To quantify the radiotherapy dose-response of prostate cancer, adjusted for prognostic factors in a mature cohort of men treated relatively uniformly at a single institution.The study cohort consisted of 1,530 men treated with three-dimensional conformal external-beam radiotherapy between 1989 and 2002. Patients were divided into four isocenter dose groups: <70 Gy (n = 43), 70-74.9 Gy (n = 552), 75-79.9 Gy (n = 568), and > or =80 Gy (n = 367).
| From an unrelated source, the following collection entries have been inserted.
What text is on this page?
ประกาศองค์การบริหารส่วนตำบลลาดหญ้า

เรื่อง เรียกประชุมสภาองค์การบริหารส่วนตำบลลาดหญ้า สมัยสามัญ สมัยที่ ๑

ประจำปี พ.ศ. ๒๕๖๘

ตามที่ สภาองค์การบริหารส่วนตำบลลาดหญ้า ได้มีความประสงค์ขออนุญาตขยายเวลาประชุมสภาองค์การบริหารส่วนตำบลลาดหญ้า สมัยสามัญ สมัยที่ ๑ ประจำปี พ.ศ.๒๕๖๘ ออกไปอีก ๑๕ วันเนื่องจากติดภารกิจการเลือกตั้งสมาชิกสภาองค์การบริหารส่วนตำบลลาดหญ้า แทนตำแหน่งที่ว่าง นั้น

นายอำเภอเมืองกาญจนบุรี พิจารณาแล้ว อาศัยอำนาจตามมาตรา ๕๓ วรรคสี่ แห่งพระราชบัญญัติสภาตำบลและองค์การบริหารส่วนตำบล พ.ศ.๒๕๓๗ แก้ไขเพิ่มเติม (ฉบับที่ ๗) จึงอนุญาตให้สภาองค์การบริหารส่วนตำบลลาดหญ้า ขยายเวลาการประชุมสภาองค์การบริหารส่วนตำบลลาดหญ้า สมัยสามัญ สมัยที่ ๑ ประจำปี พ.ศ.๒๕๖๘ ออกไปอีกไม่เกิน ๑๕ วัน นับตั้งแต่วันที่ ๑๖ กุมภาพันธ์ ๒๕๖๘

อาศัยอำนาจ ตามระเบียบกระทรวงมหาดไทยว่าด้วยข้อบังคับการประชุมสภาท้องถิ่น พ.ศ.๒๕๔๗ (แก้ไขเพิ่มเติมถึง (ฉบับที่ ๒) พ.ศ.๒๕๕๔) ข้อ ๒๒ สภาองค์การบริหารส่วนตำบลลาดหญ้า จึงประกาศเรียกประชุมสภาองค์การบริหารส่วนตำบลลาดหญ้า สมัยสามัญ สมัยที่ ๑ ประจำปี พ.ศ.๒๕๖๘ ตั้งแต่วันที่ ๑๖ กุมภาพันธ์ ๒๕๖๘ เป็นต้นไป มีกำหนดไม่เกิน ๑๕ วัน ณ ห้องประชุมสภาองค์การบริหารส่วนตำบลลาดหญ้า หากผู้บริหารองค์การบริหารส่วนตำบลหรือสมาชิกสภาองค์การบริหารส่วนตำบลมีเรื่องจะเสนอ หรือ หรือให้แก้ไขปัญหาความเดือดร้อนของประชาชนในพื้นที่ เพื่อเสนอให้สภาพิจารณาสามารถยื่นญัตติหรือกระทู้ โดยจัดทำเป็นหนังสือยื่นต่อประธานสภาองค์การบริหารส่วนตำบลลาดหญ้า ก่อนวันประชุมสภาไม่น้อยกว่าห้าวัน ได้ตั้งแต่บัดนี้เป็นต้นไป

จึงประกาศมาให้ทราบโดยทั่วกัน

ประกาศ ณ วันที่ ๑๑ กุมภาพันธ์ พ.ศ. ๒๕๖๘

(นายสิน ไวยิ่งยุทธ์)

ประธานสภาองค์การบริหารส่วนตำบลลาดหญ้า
The primary endpoints were freedom from biochemical failure (FFBF), defined by American Society for Therapeutic Radiology and Oncology (ASTRO) and Phoenix (nadir + 2.0 ng/mL) criteria, and freedom from distant metastases (FFDM). Multivariate analyses were performed and adjusted Kaplan-Meier estimates were calculated. Logit regression dose-response functions were determined at 5 and 8 years for FFBF and at 5 and 10 years for FFDM.Radiotherapy dose was significant in multivariate analyses for FFBF (ASTRO and Phoenix) and FFDM. Adjusted 5-year estimates of ASTRO FFBF for the four dose groups were 60%, 68%, 76%, and 84%. Adjusted 5-year Phoenix FFBFs for the four dose groups were 70%, 81%, 83%, and 89%. Adjusted 5-year and 10-year estimates of FFDM for the four dose groups were 96% and 93%, 97% and 93%, 99% and 95%, and 98% and 96%. Dose-response functions showed an increasing benefit for doses > or =80 Gy.Doses of > or =80 Gy are recommended for most men with prostate cancer. The ASTRO definition of biochemical failure does not accurately estimate the effects of radiotherapy at 5 years because of backdating, compared to the Phoenix definition, which is less sensitive to follow-up and more reproducible over time.